The driving force behind this ambition was the ongoing concern that NI does not produce as much wealth per worker as most other UK regions - exports and external sales are seen as a way to solve this problem.
More recently, the Economy 2030 - Draft Industrial Strategy pointed towards a global focus, citing 'succeeding in global markets' among its pillars for growth.
Northern Ireland is a highly integrated, open economy, especially with Great Britain and Ireland. Before looking at the detail of our GB and Ireland relationships, our engagement with the global market is worth assessing.
Total sales by NI companies to customers outside NI totalled £21.4bn in 2017, a third of NI businesses' total sales.

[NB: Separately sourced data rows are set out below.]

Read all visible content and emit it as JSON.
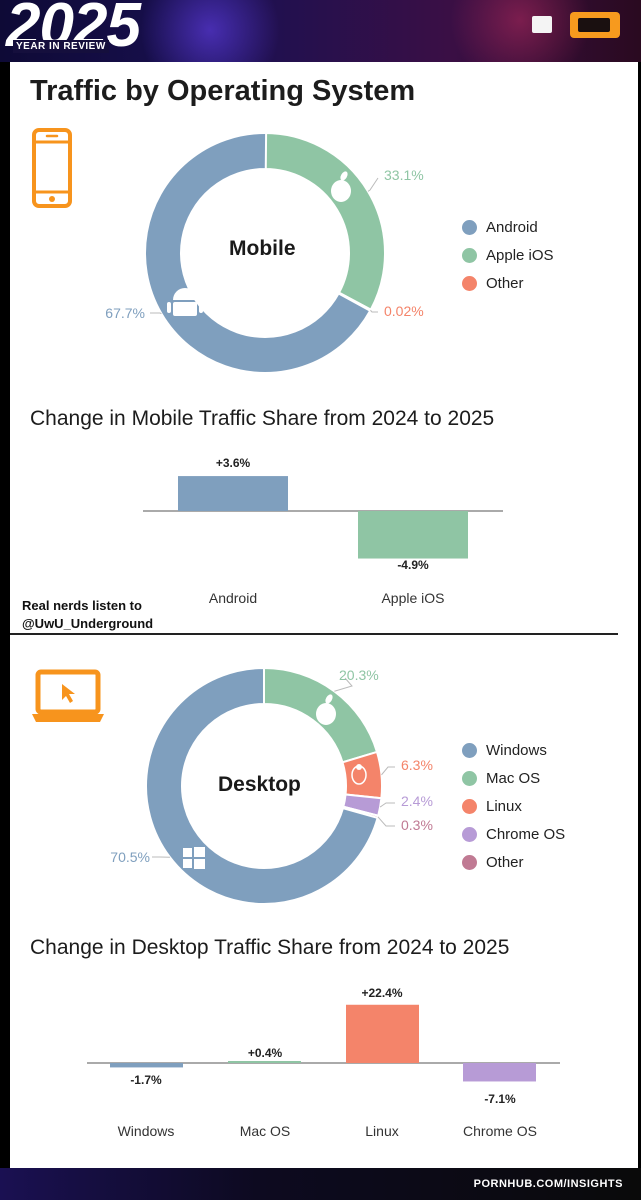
{
  "header": {
    "year": "2025",
    "subtitle": "YEAR IN REVIEW"
  },
  "page_title": "Traffic by Operating System",
  "watermark": {
    "line1": "Real nerds listen to",
    "line2": "@UwU_Underground"
  },
  "footer": {
    "text": "PORNHUB.COM/INSIGHTS"
  },
  "colors": {
    "android": "#7f9fbe",
    "apple": "#8fc5a4",
    "other_mobile": "#f4846a",
    "windows": "#7f9fbe",
    "macos": "#8fc5a4",
    "linux": "#f4846a",
    "chromeos": "#b79bd6",
    "other_desktop": "#c07a93",
    "device_icon": "#f7941d"
  },
  "chart_data": [
    {
      "type": "pie",
      "variant": "donut",
      "center_label": "Mobile",
      "icon": "phone-icon",
      "categories": [
        "Android",
        "Apple iOS",
        "Other"
      ],
      "values": [
        67.7,
        33.1,
        0.02
      ],
      "labels": [
        "67.7%",
        "33.1%",
        "0.02%"
      ],
      "legend": [
        "Android",
        "Apple iOS",
        "Other"
      ],
      "legend_position": "right"
    },
    {
      "type": "bar",
      "title": "Change in Mobile Traffic Share from 2024 to 2025",
      "categories": [
        "Android",
        "Apple iOS"
      ],
      "values": [
        3.6,
        -4.9
      ],
      "labels": [
        "+3.6%",
        "-4.9%"
      ],
      "ylim": [
        -4.9,
        3.6
      ]
    },
    {
      "type": "pie",
      "variant": "donut",
      "center_label": "Desktop",
      "icon": "laptop-icon",
      "categories": [
        "Windows",
        "Mac OS",
        "Linux",
        "Chrome OS",
        "Other"
      ],
      "values": [
        70.5,
        20.3,
        6.3,
        2.4,
        0.3
      ],
      "labels": [
        "70.5%",
        "20.3%",
        "6.3%",
        "2.4%",
        "0.3%"
      ],
      "legend": [
        "Windows",
        "Mac OS",
        "Linux",
        "Chrome OS",
        "Other"
      ],
      "legend_position": "right"
    },
    {
      "type": "bar",
      "title": "Change in Desktop Traffic Share from 2024 to 2025",
      "categories": [
        "Windows",
        "Mac OS",
        "Linux",
        "Chrome OS"
      ],
      "values": [
        -1.7,
        0.4,
        22.4,
        -7.1
      ],
      "labels": [
        "-1.7%",
        "+0.4%",
        "+22.4%",
        "-7.1%"
      ],
      "ylim": [
        -7.1,
        22.4
      ]
    }
  ]
}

However, these sales to external markets were down by about 10% on the previous year. That is £2.4bn in sales lost to the NI economy.
This decline was driven by a substantial decline in the food, beverages and tobacco sub-sector.

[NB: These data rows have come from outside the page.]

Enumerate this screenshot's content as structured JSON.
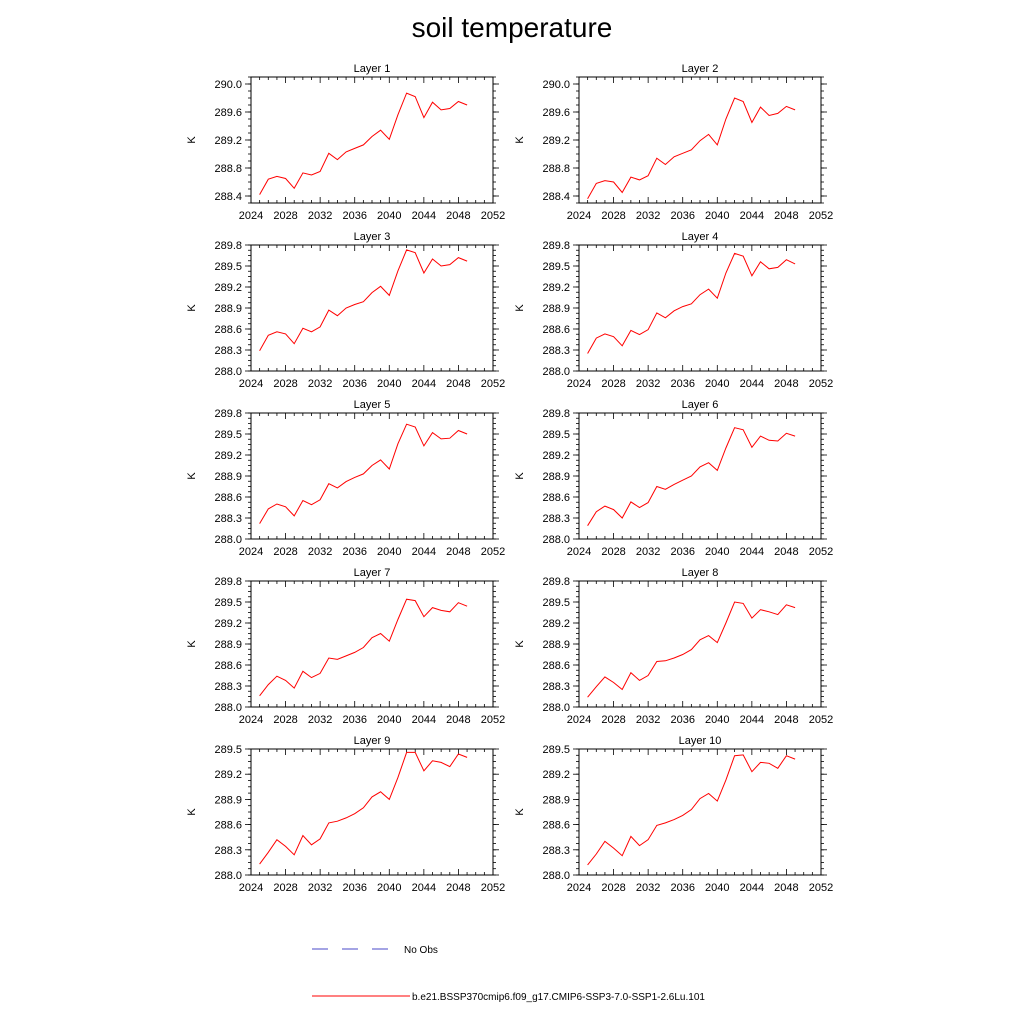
{
  "figure": {
    "title": "soil temperature"
  },
  "legend": {
    "entries": [
      {
        "label": "No Obs",
        "color": "#4a4ac8",
        "style": "dashed"
      },
      {
        "label": "b.e21.BSSP370cmip6.f09_g17.CMIP6-SSP3-7.0-SSP1-2.6Lu.101",
        "color": "#ff0000",
        "style": "solid"
      }
    ]
  },
  "colors": {
    "series": "#ff0000",
    "axes": "#000000",
    "obs": "#4a4ac8"
  },
  "chart_data": [
    {
      "type": "line",
      "title": "Layer 1",
      "ylabel": "K",
      "xlabel": "",
      "xlim": [
        2024,
        2052
      ],
      "xticks": [
        "2024",
        "2028",
        "2032",
        "2036",
        "2040",
        "2044",
        "2048",
        "2052"
      ],
      "ylim": [
        288.3,
        290.1
      ],
      "yticks": [
        "288.4",
        "288.8",
        "289.2",
        "289.6",
        "290.0"
      ],
      "x": [
        2025,
        2026,
        2027,
        2028,
        2029,
        2030,
        2031,
        2032,
        2033,
        2034,
        2035,
        2036,
        2037,
        2038,
        2039,
        2040,
        2041,
        2042,
        2043,
        2044,
        2045,
        2046,
        2047,
        2048,
        2049
      ],
      "series": [
        {
          "values": [
            288.42,
            288.64,
            288.68,
            288.65,
            288.51,
            288.73,
            288.7,
            288.75,
            289.01,
            288.92,
            289.03,
            289.08,
            289.13,
            289.25,
            289.34,
            289.21,
            289.56,
            289.87,
            289.82,
            289.52,
            289.74,
            289.63,
            289.65,
            289.75,
            289.7
          ]
        }
      ]
    },
    {
      "type": "line",
      "title": "Layer 2",
      "ylabel": "K",
      "xlabel": "",
      "xlim": [
        2024,
        2052
      ],
      "xticks": [
        "2024",
        "2028",
        "2032",
        "2036",
        "2040",
        "2044",
        "2048",
        "2052"
      ],
      "ylim": [
        288.3,
        290.1
      ],
      "yticks": [
        "288.4",
        "288.8",
        "289.2",
        "289.6",
        "290.0"
      ],
      "x": [
        2025,
        2026,
        2027,
        2028,
        2029,
        2030,
        2031,
        2032,
        2033,
        2034,
        2035,
        2036,
        2037,
        2038,
        2039,
        2040,
        2041,
        2042,
        2043,
        2044,
        2045,
        2046,
        2047,
        2048,
        2049
      ],
      "series": [
        {
          "values": [
            288.36,
            288.58,
            288.62,
            288.6,
            288.45,
            288.67,
            288.63,
            288.69,
            288.94,
            288.85,
            288.96,
            289.01,
            289.06,
            289.19,
            289.28,
            289.13,
            289.5,
            289.8,
            289.75,
            289.45,
            289.67,
            289.55,
            289.58,
            289.68,
            289.63
          ]
        }
      ]
    },
    {
      "type": "line",
      "title": "Layer 3",
      "ylabel": "K",
      "xlabel": "",
      "xlim": [
        2024,
        2052
      ],
      "xticks": [
        "2024",
        "2028",
        "2032",
        "2036",
        "2040",
        "2044",
        "2048",
        "2052"
      ],
      "ylim": [
        288.0,
        289.8
      ],
      "yticks": [
        "288.0",
        "288.3",
        "288.6",
        "288.9",
        "289.2",
        "289.5",
        "289.8"
      ],
      "x": [
        2025,
        2026,
        2027,
        2028,
        2029,
        2030,
        2031,
        2032,
        2033,
        2034,
        2035,
        2036,
        2037,
        2038,
        2039,
        2040,
        2041,
        2042,
        2043,
        2044,
        2045,
        2046,
        2047,
        2048,
        2049
      ],
      "series": [
        {
          "values": [
            288.29,
            288.51,
            288.56,
            288.53,
            288.39,
            288.61,
            288.56,
            288.63,
            288.87,
            288.79,
            288.9,
            288.95,
            288.99,
            289.12,
            289.21,
            289.08,
            289.43,
            289.73,
            289.69,
            289.4,
            289.6,
            289.5,
            289.52,
            289.62,
            289.57
          ]
        }
      ]
    },
    {
      "type": "line",
      "title": "Layer 4",
      "ylabel": "K",
      "xlabel": "",
      "xlim": [
        2024,
        2052
      ],
      "xticks": [
        "2024",
        "2028",
        "2032",
        "2036",
        "2040",
        "2044",
        "2048",
        "2052"
      ],
      "ylim": [
        288.0,
        289.8
      ],
      "yticks": [
        "288.0",
        "288.3",
        "288.6",
        "288.9",
        "289.2",
        "289.5",
        "289.8"
      ],
      "x": [
        2025,
        2026,
        2027,
        2028,
        2029,
        2030,
        2031,
        2032,
        2033,
        2034,
        2035,
        2036,
        2037,
        2038,
        2039,
        2040,
        2041,
        2042,
        2043,
        2044,
        2045,
        2046,
        2047,
        2048,
        2049
      ],
      "series": [
        {
          "values": [
            288.25,
            288.47,
            288.53,
            288.49,
            288.36,
            288.58,
            288.52,
            288.59,
            288.83,
            288.76,
            288.86,
            288.92,
            288.96,
            289.09,
            289.17,
            289.04,
            289.4,
            289.68,
            289.64,
            289.36,
            289.56,
            289.46,
            289.48,
            289.59,
            289.53
          ]
        }
      ]
    },
    {
      "type": "line",
      "title": "Layer 5",
      "ylabel": "K",
      "xlabel": "",
      "xlim": [
        2024,
        2052
      ],
      "xticks": [
        "2024",
        "2028",
        "2032",
        "2036",
        "2040",
        "2044",
        "2048",
        "2052"
      ],
      "ylim": [
        288.0,
        289.8
      ],
      "yticks": [
        "288.0",
        "288.3",
        "288.6",
        "288.9",
        "289.2",
        "289.5",
        "289.8"
      ],
      "x": [
        2025,
        2026,
        2027,
        2028,
        2029,
        2030,
        2031,
        2032,
        2033,
        2034,
        2035,
        2036,
        2037,
        2038,
        2039,
        2040,
        2041,
        2042,
        2043,
        2044,
        2045,
        2046,
        2047,
        2048,
        2049
      ],
      "series": [
        {
          "values": [
            288.22,
            288.43,
            288.5,
            288.46,
            288.33,
            288.55,
            288.49,
            288.56,
            288.79,
            288.73,
            288.82,
            288.88,
            288.93,
            289.05,
            289.13,
            289.0,
            289.36,
            289.64,
            289.6,
            289.33,
            289.52,
            289.43,
            289.44,
            289.55,
            289.5
          ]
        }
      ]
    },
    {
      "type": "line",
      "title": "Layer 6",
      "ylabel": "K",
      "xlabel": "",
      "xlim": [
        2024,
        2052
      ],
      "xticks": [
        "2024",
        "2028",
        "2032",
        "2036",
        "2040",
        "2044",
        "2048",
        "2052"
      ],
      "ylim": [
        288.0,
        289.8
      ],
      "yticks": [
        "288.0",
        "288.3",
        "288.6",
        "288.9",
        "289.2",
        "289.5",
        "289.8"
      ],
      "x": [
        2025,
        2026,
        2027,
        2028,
        2029,
        2030,
        2031,
        2032,
        2033,
        2034,
        2035,
        2036,
        2037,
        2038,
        2039,
        2040,
        2041,
        2042,
        2043,
        2044,
        2045,
        2046,
        2047,
        2048,
        2049
      ],
      "series": [
        {
          "values": [
            288.19,
            288.39,
            288.47,
            288.42,
            288.3,
            288.53,
            288.45,
            288.52,
            288.75,
            288.71,
            288.78,
            288.84,
            288.9,
            289.03,
            289.09,
            288.98,
            289.3,
            289.59,
            289.56,
            289.31,
            289.47,
            289.41,
            289.4,
            289.51,
            289.47
          ]
        }
      ]
    },
    {
      "type": "line",
      "title": "Layer 7",
      "ylabel": "K",
      "xlabel": "",
      "xlim": [
        2024,
        2052
      ],
      "xticks": [
        "2024",
        "2028",
        "2032",
        "2036",
        "2040",
        "2044",
        "2048",
        "2052"
      ],
      "ylim": [
        288.0,
        289.8
      ],
      "yticks": [
        "288.0",
        "288.3",
        "288.6",
        "288.9",
        "289.2",
        "289.5",
        "289.8"
      ],
      "x": [
        2025,
        2026,
        2027,
        2028,
        2029,
        2030,
        2031,
        2032,
        2033,
        2034,
        2035,
        2036,
        2037,
        2038,
        2039,
        2040,
        2041,
        2042,
        2043,
        2044,
        2045,
        2046,
        2047,
        2048,
        2049
      ],
      "series": [
        {
          "values": [
            288.16,
            288.32,
            288.44,
            288.38,
            288.27,
            288.51,
            288.42,
            288.48,
            288.7,
            288.68,
            288.73,
            288.78,
            288.85,
            288.99,
            289.05,
            288.94,
            289.25,
            289.54,
            289.52,
            289.29,
            289.42,
            289.38,
            289.36,
            289.49,
            289.44
          ]
        }
      ]
    },
    {
      "type": "line",
      "title": "Layer 8",
      "ylabel": "K",
      "xlabel": "",
      "xlim": [
        2024,
        2052
      ],
      "xticks": [
        "2024",
        "2028",
        "2032",
        "2036",
        "2040",
        "2044",
        "2048",
        "2052"
      ],
      "ylim": [
        288.0,
        289.8
      ],
      "yticks": [
        "288.0",
        "288.3",
        "288.6",
        "288.9",
        "289.2",
        "289.5",
        "289.8"
      ],
      "x": [
        2025,
        2026,
        2027,
        2028,
        2029,
        2030,
        2031,
        2032,
        2033,
        2034,
        2035,
        2036,
        2037,
        2038,
        2039,
        2040,
        2041,
        2042,
        2043,
        2044,
        2045,
        2046,
        2047,
        2048,
        2049
      ],
      "series": [
        {
          "values": [
            288.14,
            288.29,
            288.43,
            288.35,
            288.25,
            288.49,
            288.38,
            288.45,
            288.65,
            288.66,
            288.7,
            288.75,
            288.82,
            288.96,
            289.02,
            288.92,
            289.2,
            289.5,
            289.48,
            289.27,
            289.39,
            289.36,
            289.32,
            289.46,
            289.42
          ]
        }
      ]
    },
    {
      "type": "line",
      "title": "Layer 9",
      "ylabel": "K",
      "xlabel": "",
      "xlim": [
        2024,
        2052
      ],
      "xticks": [
        "2024",
        "2028",
        "2032",
        "2036",
        "2040",
        "2044",
        "2048",
        "2052"
      ],
      "ylim": [
        288.0,
        289.5
      ],
      "yticks": [
        "288.0",
        "288.3",
        "288.6",
        "288.9",
        "289.2",
        "289.5"
      ],
      "x": [
        2025,
        2026,
        2027,
        2028,
        2029,
        2030,
        2031,
        2032,
        2033,
        2034,
        2035,
        2036,
        2037,
        2038,
        2039,
        2040,
        2041,
        2042,
        2043,
        2044,
        2045,
        2046,
        2047,
        2048,
        2049
      ],
      "series": [
        {
          "values": [
            288.13,
            288.27,
            288.42,
            288.34,
            288.24,
            288.47,
            288.36,
            288.43,
            288.62,
            288.64,
            288.68,
            288.73,
            288.8,
            288.93,
            288.99,
            288.9,
            289.16,
            289.46,
            289.46,
            289.24,
            289.36,
            289.34,
            289.29,
            289.44,
            289.4
          ]
        }
      ]
    },
    {
      "type": "line",
      "title": "Layer 10",
      "ylabel": "K",
      "xlabel": "",
      "xlim": [
        2024,
        2052
      ],
      "xticks": [
        "2024",
        "2028",
        "2032",
        "2036",
        "2040",
        "2044",
        "2048",
        "2052"
      ],
      "ylim": [
        288.0,
        289.5
      ],
      "yticks": [
        "288.0",
        "288.3",
        "288.6",
        "288.9",
        "289.2",
        "289.5"
      ],
      "x": [
        2025,
        2026,
        2027,
        2028,
        2029,
        2030,
        2031,
        2032,
        2033,
        2034,
        2035,
        2036,
        2037,
        2038,
        2039,
        2040,
        2041,
        2042,
        2043,
        2044,
        2045,
        2046,
        2047,
        2048,
        2049
      ],
      "series": [
        {
          "values": [
            288.12,
            288.25,
            288.4,
            288.32,
            288.23,
            288.46,
            288.35,
            288.42,
            288.59,
            288.62,
            288.66,
            288.71,
            288.78,
            288.91,
            288.97,
            288.88,
            289.13,
            289.42,
            289.43,
            289.23,
            289.34,
            289.33,
            289.27,
            289.42,
            289.38
          ]
        }
      ]
    }
  ]
}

Setting aside trade with GB and Ireland for a moment, exports to the rest of the world were £2bn in 2017, again down on the previous year.

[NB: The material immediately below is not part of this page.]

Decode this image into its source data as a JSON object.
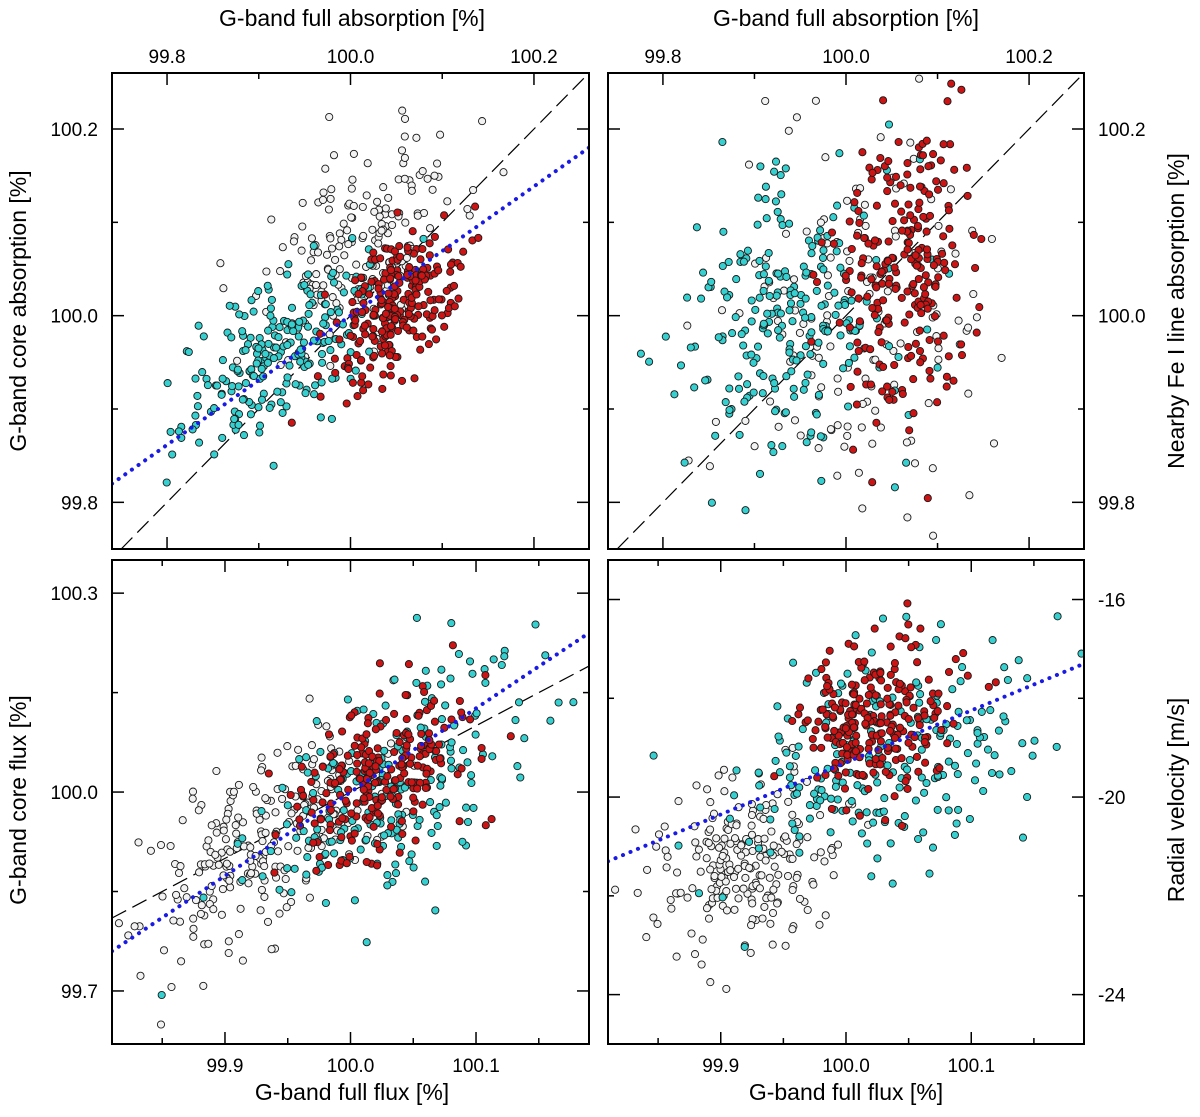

Our top exports are machinery and transport equipment, which accounts for just over half of our sales to the 'rest of the world' (ie not GB or Ireland) and chemicals which accounts for 20% of exports.
Our biggest exporting markets to the rest of the world are the USA, where we sell over a billion pounds worth of our products, Canada (£500m) and Thailand (£210m).
Looking closer to home and trade between NI and Ireland and NI and GB shows NI is trading in significantly greater volumes with our nearest market than with the wider world. As a cross-border supply chain survey in 2016 noted, there were over 750,000 export deliveries to Ireland, worth £3.4bn, in 2016.
Nearly £2bn came in the other direction, with 410,000 import deliveries. Ireland is Northern Ireland's single biggest export market (remembering sales to GB do not count as exports but are 'external' sales). GB is by far our biggest external market.
Through 1.8 million Irish Sea HGV crossings and 182,000 flights, we sell over £11bn worth of goods and services to GB, 17% of all sales by NI businesses and more than half of all external sales. Obviously the flow isn't one way and we purchase £20bn of goods and services from GB.
The ambition to get more firms exporting is long standing and decent progress was being made in that regard. At the end of 2018, there were 6,195 companies engaged in exporting from Northern Ireland, a figure that had increased steadily over the past three years. However, since the start of this year, the number of exporting businesses has declined to 5,775 according to the latest HMRC statistics.
With such uncertainty over the terms of trade that our businesses will enjoy with trading partners in the months and years ahead, this dip in the number of exporting companies raises concerns over whether companies here are being replaced in the supply chains of customers as a result of Brexit.
Alternatively, firms might be withdrawing themselves from international markets as a cautious reaction to expected trading difficulties.
It is difficult to know for sure why the number of exporters has fallen and time will tell if this is a blip in the statistics or the start of a worrisome trend.
We do know that exports are key to our economic successes and, while increased values are welcome, increased sales volumes from a diverse base of firms is a more desirable outcome.